VITA volunteers available to file tax returns


Angela Tam, Photographer

Pictured is Austin Hall, home to the College of Business at Oregon State University in Corvallis, Ore. On Tuesdays and Saturdays through April 18, VITA volunteers will be available to file tax returns for students and Corvallis community members in room 200 of Austin Hall. From the Orange Media Network Archives.

Lara Rivera, News Contributor

Student volunteers, alumni and community members at Oregon State University offer tax assistance through the Volunteer Income Tax Assistance program, which started Feb. 12 and lasts until April 18.

VITA, a nation-wide IRS program that offers free, simple tax return preparation, is made up of an array of volunteers from different majors, alumni and community members. At OSU, approximately 30 volunteers meet with people interested in VITA every Tuesday night and Saturday afternoon through April 18 in Austin Hall, room 200. 

People who want their taxes prepared by VITA volunteers need to schedule an appointment and should bring the necessary tax documents, a driver’s license and a social security card for proof of identity for their appointment. 

According to Brandon Holbrook, the VITA director at OSU, after an individual drops off the necessary documents, the tax returns will be ready in about one week.  

Any Corvallis, Ore. community members or OSU students are able to receive assistance from VITA, as long as their income is less than $60,000. Holbrook said international community members, international students and students who are part of the Deferred Action for Childhood Arrivals program are also welcome to the VITA program so long as they meet the same income requirement.   

VITA offers language services for English, Spanish, Chinese, Vietnamese and Korean, according to Holbrook. However, if a person needs assistance in a language not included, they must notify VITA while making their appointment so volunteers can plan for language assistance. 

Holbrook communicates with the IRS to coordinate the training and exams for volunteers to be certified by the IRS for tax preparation. 

Tax-preparation training happens every year as soon as December, when the IRS finishes the training guides and exams due to yearly tax-law changes. VITA volunteers learn basic tax laws and have access to a free tax software provided by the IRS to prepare simple taxes and taxes for individuals with low income.

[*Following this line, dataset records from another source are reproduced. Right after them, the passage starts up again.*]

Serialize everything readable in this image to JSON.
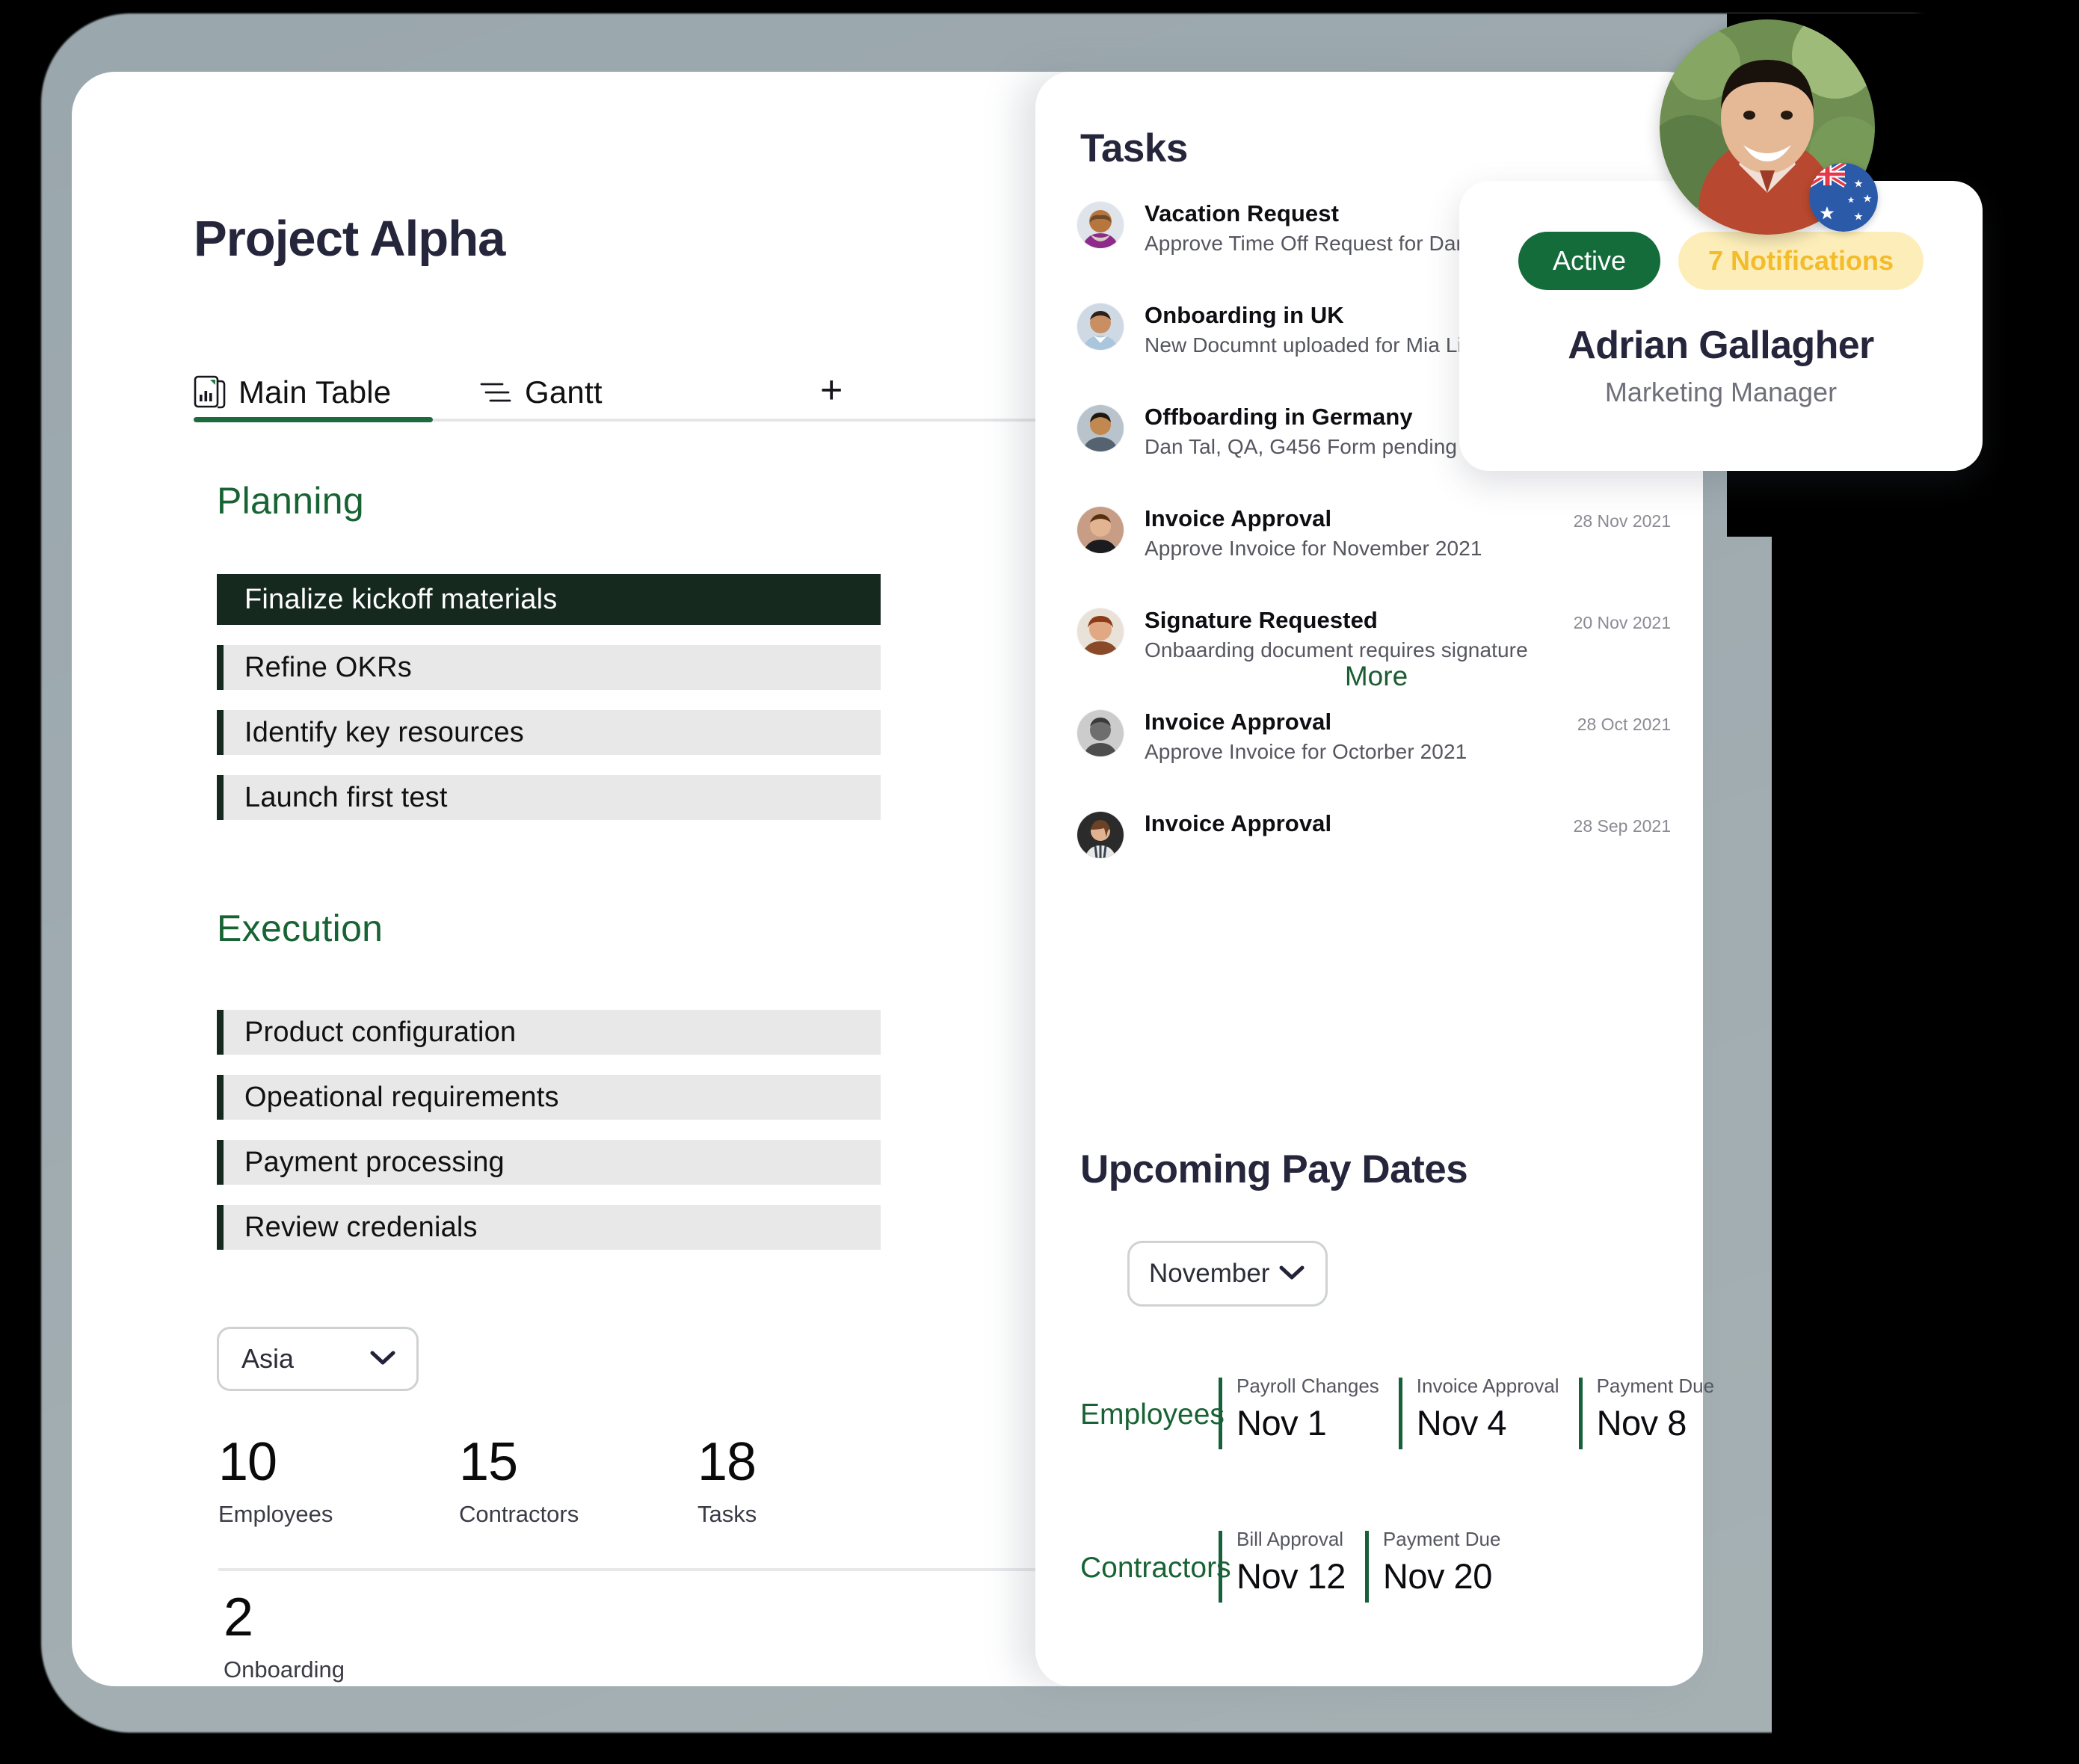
{
  "header": {
    "title": "Project Alpha"
  },
  "tabs": [
    {
      "label": "Main Table",
      "icon": "table-document-icon",
      "active": true
    },
    {
      "label": "Gantt",
      "icon": "gantt-lines-icon",
      "active": false
    }
  ],
  "add_tab_label": "+",
  "sections": [
    {
      "title": "Planning",
      "items": [
        {
          "label": "Finalize kickoff materials",
          "active": true
        },
        {
          "label": "Refine OKRs",
          "active": false
        },
        {
          "label": "Identify key resources",
          "active": false
        },
        {
          "label": "Launch first test",
          "active": false
        }
      ]
    },
    {
      "title": "Execution",
      "items": [
        {
          "label": "Product configuration",
          "active": false
        },
        {
          "label": "Opeational requirements",
          "active": false
        },
        {
          "label": "Payment processing",
          "active": false
        },
        {
          "label": "Review credenials",
          "active": false
        }
      ]
    }
  ],
  "region_select": {
    "value": "Asia"
  },
  "kpis": [
    {
      "value": "10",
      "label": "Employees"
    },
    {
      "value": "15",
      "label": "Contractors"
    },
    {
      "value": "18",
      "label": "Tasks"
    }
  ],
  "kpi_bottom": {
    "value": "2",
    "label": "Onboarding"
  },
  "tasks_panel": {
    "title": "Tasks",
    "more_label": "More",
    "items": [
      {
        "name": "Vacation Request",
        "desc": "Approve Time Off Request for Danny Talio",
        "date": "",
        "avatar": "woman-purple-scarf"
      },
      {
        "name": "Onboarding in UK",
        "desc": "New Documnt uploaded for Mia Lina",
        "date": "",
        "avatar": "man-blue-shirt"
      },
      {
        "name": "Offboarding in Germany",
        "desc": "Dan Tal, QA, G456 Form pending",
        "date": "",
        "avatar": "man-dark-hair"
      },
      {
        "name": "Invoice Approval",
        "desc": "Approve Invoice for November 2021",
        "date": "28 Nov 2021",
        "avatar": "young-man-black-top"
      },
      {
        "name": "Signature Requested",
        "desc": "Onbaarding document requires signature",
        "date": "20 Nov 2021",
        "avatar": "woman-red-hair"
      },
      {
        "name": "Invoice Approval",
        "desc": "Approve Invoice for Octorber 2021",
        "date": "28 Oct 2021",
        "avatar": "woman-greyscale"
      },
      {
        "name": "Invoice Approval",
        "desc": "",
        "date": "28 Sep 2021",
        "avatar": "woman-striped-shirt"
      }
    ]
  },
  "pay_dates": {
    "title": "Upcoming Pay Dates",
    "month_select": {
      "value": "November"
    },
    "groups": [
      {
        "name": "Employees",
        "columns": [
          {
            "header": "Payroll Changes",
            "date": "Nov 1"
          },
          {
            "header": "Invoice Approval",
            "date": "Nov 4"
          },
          {
            "header": "Payment Due",
            "date": "Nov 8"
          }
        ]
      },
      {
        "name": "Contractors",
        "columns": [
          {
            "header": "Bill Approval",
            "date": "Nov 12"
          },
          {
            "header": "Payment Due",
            "date": "Nov 20"
          }
        ]
      }
    ]
  },
  "profile": {
    "status_label": "Active",
    "notifications_label": "7 Notifications",
    "name": "Adrian Gallagher",
    "role": "Marketing Manager",
    "flag": "australia-flag-icon"
  },
  "colors": {
    "accent_green": "#186334",
    "badge_green": "#156c3b",
    "badge_yellow_bg": "#fdeeb9",
    "badge_yellow_text": "#f4bb2a",
    "dark_row": "#16291f",
    "row_grey": "#e8e8e8",
    "title_navy": "#25263b",
    "backdrop": "#9fabb0"
  }
}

“We’re a group of volunteers, we learned how to do taxes and we do free taxes for people who need help,” Holbrook said. 

Rain Scarborough, a student in the design and innovation management major in the College of Business and member of VITA’s marketing team, is in their first year as a VITA volunteer. Initially, Scarborough said they felt VITA would not be “within [their] reach” because it dealt with taxes but decided to attend after the first meeting. 

“The leadership made it sound really accessible because of all the training,” Scarborough said. 

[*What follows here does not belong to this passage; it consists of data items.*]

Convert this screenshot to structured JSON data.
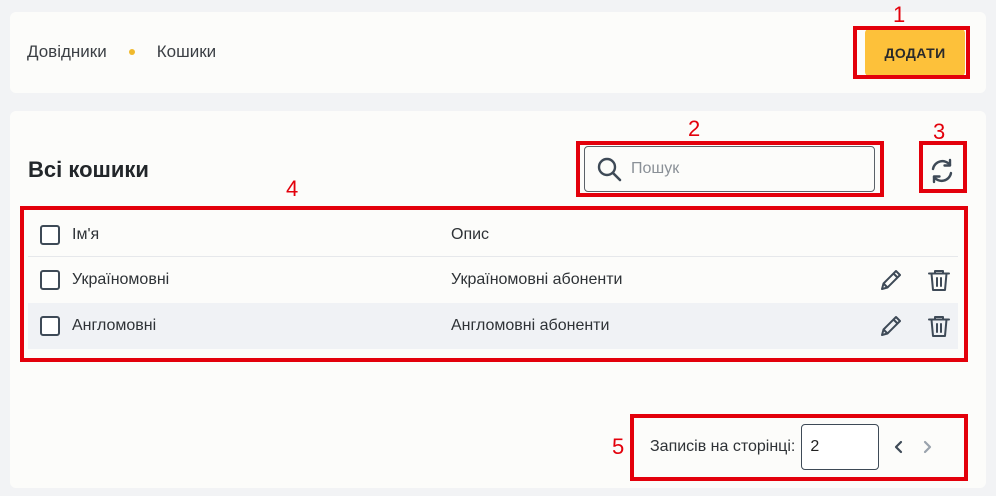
{
  "breadcrumb": {
    "items": [
      "Довідники",
      "Кошики"
    ]
  },
  "header": {
    "add_label": "ДОДАТИ"
  },
  "page": {
    "title": "Всі кошики"
  },
  "search": {
    "placeholder": "Пошук"
  },
  "table": {
    "columns": [
      "Ім'я",
      "Опис"
    ],
    "rows": [
      {
        "name": "Україномовні",
        "description": "Україномовні абоненти"
      },
      {
        "name": "Англомовні",
        "description": "Англомовні абоненти"
      }
    ]
  },
  "pagination": {
    "per_page_label": "Записів на сторінці:",
    "per_page_value": "2"
  },
  "annotations": [
    "1",
    "2",
    "3",
    "4",
    "5"
  ],
  "colors": {
    "accent": "#fdc13a",
    "annotation": "#e3000b",
    "icon": "#3e4a57"
  },
  "icons": [
    "search-icon",
    "refresh-icon",
    "pencil-icon",
    "trash-icon",
    "chevron-left-icon",
    "chevron-right-icon"
  ]
}
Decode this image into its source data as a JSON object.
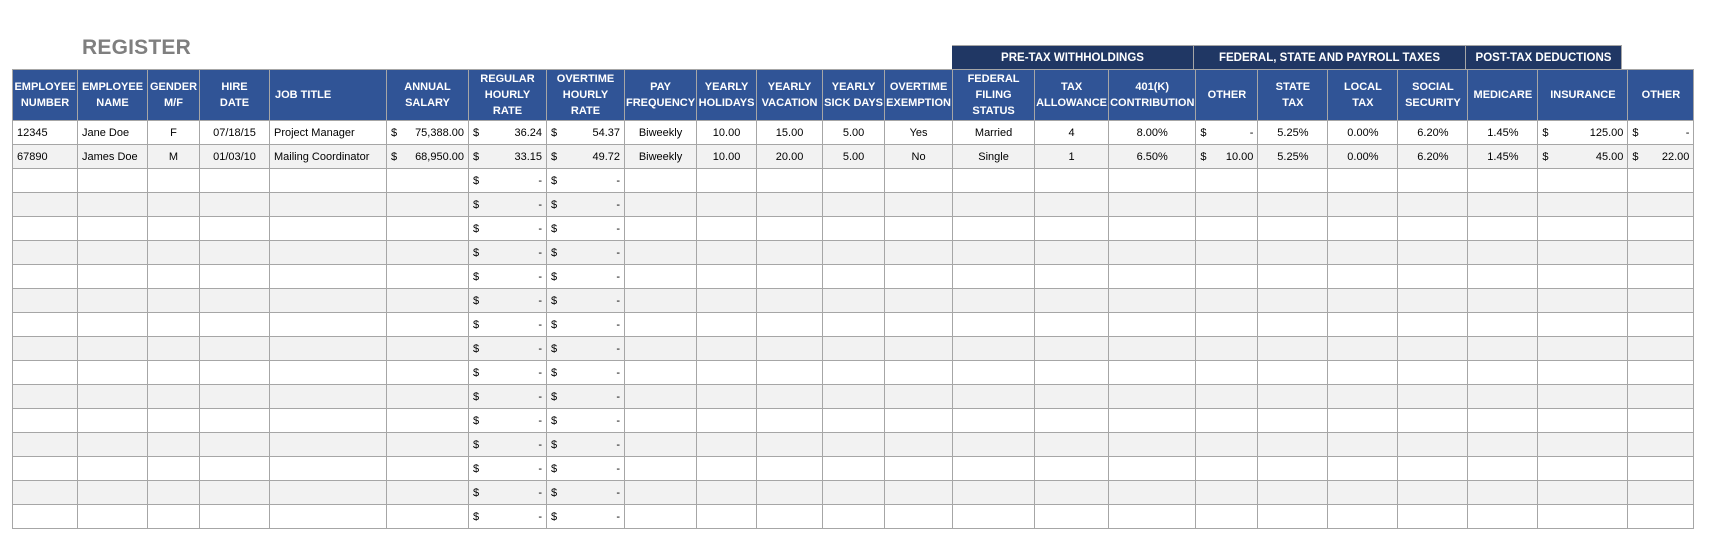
{
  "title": "REGISTER",
  "group_headers": [
    {
      "label": "PRE-TAX WITHHOLDINGS",
      "span": 4
    },
    {
      "label": "FEDERAL, STATE AND PAYROLL TAXES",
      "span": 4
    },
    {
      "label": "POST-TAX DEDUCTIONS",
      "span": 2
    }
  ],
  "columns": [
    {
      "key": "emp_number",
      "label": "EMPLOYEE\nNUMBER"
    },
    {
      "key": "emp_name",
      "label": "EMPLOYEE\nNAME"
    },
    {
      "key": "gender",
      "label": "GENDER\nM/F"
    },
    {
      "key": "hire_date",
      "label": "HIRE\nDATE"
    },
    {
      "key": "job_title",
      "label": "JOB TITLE"
    },
    {
      "key": "annual_salary",
      "label": "ANNUAL\nSALARY"
    },
    {
      "key": "regular_rate",
      "label": "REGULAR\nHOURLY RATE"
    },
    {
      "key": "overtime_rate",
      "label": "OVERTIME\nHOURLY RATE"
    },
    {
      "key": "pay_frequency",
      "label": "PAY\nFREQUENCY"
    },
    {
      "key": "yearly_holidays",
      "label": "YEARLY\nHOLIDAYS"
    },
    {
      "key": "yearly_vacation",
      "label": "YEARLY\nVACATION"
    },
    {
      "key": "yearly_sick_days",
      "label": "YEARLY\nSICK DAYS"
    },
    {
      "key": "overtime_exemption",
      "label": "OVERTIME\nEXEMPTION"
    },
    {
      "key": "federal_filing_status",
      "label": "FEDERAL\nFILING STATUS"
    },
    {
      "key": "tax_allowance",
      "label": "TAX\nALLOWANCE"
    },
    {
      "key": "contribution_401k",
      "label": "401(K)\nCONTRIBUTION"
    },
    {
      "key": "pretax_other",
      "label": "OTHER"
    },
    {
      "key": "state_tax",
      "label": "STATE\nTAX"
    },
    {
      "key": "local_tax",
      "label": "LOCAL\nTAX"
    },
    {
      "key": "social_security",
      "label": "SOCIAL\nSECURITY"
    },
    {
      "key": "medicare",
      "label": "MEDICARE"
    },
    {
      "key": "insurance",
      "label": "INSURANCE"
    },
    {
      "key": "posttax_other",
      "label": "OTHER"
    }
  ],
  "currency_symbol": "$",
  "empty_money": "-",
  "rows": [
    {
      "emp_number": "12345",
      "emp_name": "Jane Doe",
      "gender": "F",
      "hire_date": "07/18/15",
      "job_title": "Project Manager",
      "annual_salary": "75,388.00",
      "regular_rate": "36.24",
      "overtime_rate": "54.37",
      "pay_frequency": "Biweekly",
      "yearly_holidays": "10.00",
      "yearly_vacation": "15.00",
      "yearly_sick_days": "5.00",
      "overtime_exemption": "Yes",
      "federal_filing_status": "Married",
      "tax_allowance": "4",
      "contribution_401k": "8.00%",
      "pretax_other": "-",
      "state_tax": "5.25%",
      "local_tax": "0.00%",
      "social_security": "6.20%",
      "medicare": "1.45%",
      "insurance": "125.00",
      "posttax_other": "-"
    },
    {
      "emp_number": "67890",
      "emp_name": "James Doe",
      "gender": "M",
      "hire_date": "01/03/10",
      "job_title": "Mailing Coordinator",
      "annual_salary": "68,950.00",
      "regular_rate": "33.15",
      "overtime_rate": "49.72",
      "pay_frequency": "Biweekly",
      "yearly_holidays": "10.00",
      "yearly_vacation": "20.00",
      "yearly_sick_days": "5.00",
      "overtime_exemption": "No",
      "federal_filing_status": "Single",
      "tax_allowance": "1",
      "contribution_401k": "6.50%",
      "pretax_other": "10.00",
      "state_tax": "5.25%",
      "local_tax": "0.00%",
      "social_security": "6.20%",
      "medicare": "1.45%",
      "insurance": "45.00",
      "posttax_other": "22.00"
    }
  ],
  "empty_row_count": 15
}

Kara Nagato, a second-year accounting student and returning VITA volunteer who will also be a site coordinator this year, said she is dealing with more administrative work than she did last year. 

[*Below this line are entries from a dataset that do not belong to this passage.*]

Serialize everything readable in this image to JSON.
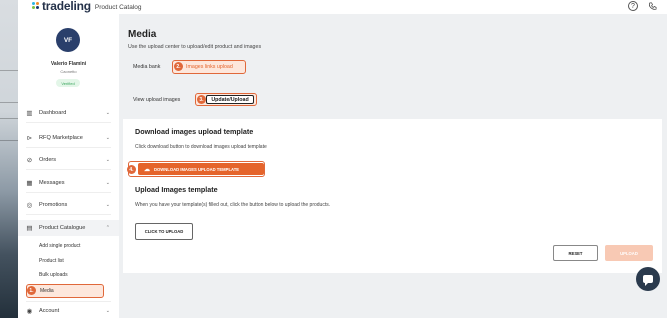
{
  "app": {
    "logo_text": "tradeling",
    "logo_subtitle": "Product Catalog",
    "logo_dot_colors": [
      "#2bb5e6",
      "#f28c28",
      "#7dc242",
      "#1f3b73"
    ]
  },
  "header": {
    "help_icon": "help-circle-icon",
    "phone_icon": "phone-icon"
  },
  "user": {
    "initials": "VF",
    "name": "Valerio Flamini",
    "company": "Caonetto",
    "status": "Verified"
  },
  "sidebar": {
    "items": [
      {
        "label": "Dashboard",
        "icon": "dashboard-icon"
      },
      {
        "label": "RFQ Marketplace",
        "icon": "rfq-icon"
      },
      {
        "label": "Orders",
        "icon": "orders-icon"
      },
      {
        "label": "Messages",
        "icon": "messages-icon"
      },
      {
        "label": "Promotions",
        "icon": "promotions-icon"
      },
      {
        "label": "Product Catalogue",
        "icon": "catalogue-icon"
      },
      {
        "label": "Account",
        "icon": "account-icon"
      }
    ],
    "subitems": [
      "Add single product",
      "Product list",
      "Bulk uploads",
      "Media"
    ],
    "media_step": "1."
  },
  "main": {
    "title": "Media",
    "description": "Use the upload center to upload/edit product and images",
    "media_bank_label": "Media bank",
    "images_link_tab": "Images links upload",
    "images_link_step": "2.",
    "view_upload_label": "View upload images",
    "update_upload_tab": "Update/Upload",
    "update_upload_step": "3."
  },
  "card": {
    "download_title": "Download images upload template",
    "download_text": "Click download button to download images upload template",
    "download_button": "DOWNLOAD IMAGES UPLOAD TEMPLATE",
    "download_step": "4.",
    "upload_title": "Upload Images template",
    "upload_text": "When you have your template(s) filled out, click the button below to upload the products.",
    "click_to_upload": "CLICK TO UPLOAD",
    "reset": "RESET",
    "upload": "UPLOAD"
  },
  "colors": {
    "accent": "#e5642b",
    "accent_light": "#fde7dc",
    "avatar": "#2a3f6b",
    "verified": "#3aa55d"
  }
}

“I do like helping people, and doing taxes is not as difficult or hair-pulling as everyone makes it out to be,” Nagato said. “Since you don’t need to be a business student or an accounting student, I think it’s a good opportunity for anyone to learn about taxes.” 

According to Holbrook, VITA is approaching its third year at OSU and volunteers aim to prepare at least 300 tax returns, 200 more than last year.

Despite COVID-19, volunteers are meeting with community members in person, but these individuals must fill out a form so volunteers can evaluate if they can do their taxes. 

“From a COVID-19 perspective it’s very good,” Holbrook said. “We’re minimizing the amount of contact.”

According to Holbrook, VITA at OSU stands out to the IRS because it has the backing of OSU and the College of Business. VITA volunteers have been given a room for two months for meetings with students and community members, a computer lab and help from information technology professionals at the College of Business. 

“These people every year who don’t think they need to file their taxes are missing out on the money,” Holbrook said. “It could be $1,000 or more.”